If your intent is that some people can see the redacted information but other people cannot, then access control must be person-centric not copy-centric. The concept of a redacted copy is from pre-computer days, it should not be used today.
In a legal context, I cannot think of any situation in which it would be appropriate to eliminate all unredacted versions. But there should always be a flag in a document management system saying "Confidential" — for, e.g., privileged documents — and the unredacted version should get that tag.
You can also print it out, and then use an exacto knife to cut out the redacted terms, and then scan it back in. But that seems like a lot more work than just using Acrobat correctly.
Just remember not to use the document feeder to scan those X-ACTO Redacted™ versions or you'll likely spend far more time extracting scraps from document feeder and repeating the redaction on a new copy than you expected to spend 🙂
Never use highlighting to redact. Instead cover it with a black square. Acrobat has a tool "Remove Hidden Information." By using this tool, your remove form fields as well as text behind a black square.
I'm a paralegal and this is what I do to every legal document.
Black highlighter? That's a first.
I was expecting it to be something a little more excusable like pasting a black box and expecting the PDF to flatten it.

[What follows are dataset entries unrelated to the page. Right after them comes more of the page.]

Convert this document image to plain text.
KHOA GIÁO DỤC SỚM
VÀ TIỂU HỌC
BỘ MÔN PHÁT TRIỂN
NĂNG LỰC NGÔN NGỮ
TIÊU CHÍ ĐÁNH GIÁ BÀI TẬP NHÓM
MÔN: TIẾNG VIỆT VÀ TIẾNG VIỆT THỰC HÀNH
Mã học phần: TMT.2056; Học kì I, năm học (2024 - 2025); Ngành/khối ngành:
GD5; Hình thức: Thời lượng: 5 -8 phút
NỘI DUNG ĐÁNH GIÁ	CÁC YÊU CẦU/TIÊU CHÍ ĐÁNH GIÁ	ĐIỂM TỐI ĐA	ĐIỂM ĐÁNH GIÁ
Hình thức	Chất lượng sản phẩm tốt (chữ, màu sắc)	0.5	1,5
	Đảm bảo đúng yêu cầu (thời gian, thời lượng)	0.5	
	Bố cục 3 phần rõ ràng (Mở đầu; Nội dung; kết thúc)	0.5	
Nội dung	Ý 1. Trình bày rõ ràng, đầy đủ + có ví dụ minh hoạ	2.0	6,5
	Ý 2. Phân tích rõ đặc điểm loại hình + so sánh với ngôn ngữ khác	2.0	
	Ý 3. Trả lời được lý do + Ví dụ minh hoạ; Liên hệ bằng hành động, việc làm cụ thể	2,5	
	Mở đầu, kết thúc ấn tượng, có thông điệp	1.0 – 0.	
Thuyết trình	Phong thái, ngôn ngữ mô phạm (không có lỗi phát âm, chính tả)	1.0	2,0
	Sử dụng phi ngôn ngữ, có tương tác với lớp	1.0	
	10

Lawyers really aren't very smart.
I use Foxit for PDF editing; it has a redaction feature. Yes, it's vitally important to use the feature designed for this very purpose, and not play around with backgrounds or other formatting.
In a pinch they could have exported their redacted pdf as an image. Then import the image into a new PDF.
That assumes that the pixel values of black on black redacted into are the same as black on white in the redacted area. A color difference of just 1 bit may be far too little difference for human eyes, but enough difference for a computer to discover the redacted characters.
That is the point that Life of Brian and Jordan Brown made above. Redacted to human eyes is not the same as redacted to electronic eyes.
When I worked in-house at a small company and had to respond to subpoenas for, eg, medical information, I copied the files, blacked it out with a Sharpie on both sides (front and back), copied that again, blacked it out again on the copy, and scanned it in. Then I played with the scan - lighten, sharpen, all that, and it was always fine.
Another one: in .pdf, put a black box over the information to be redacted. Print it out and scan the print.
PDF files can be edited with a text editor, allowing someone with only a little technical knowledge to perform a true redaction by editing the text itself rather than messing with markup. I have done this myself.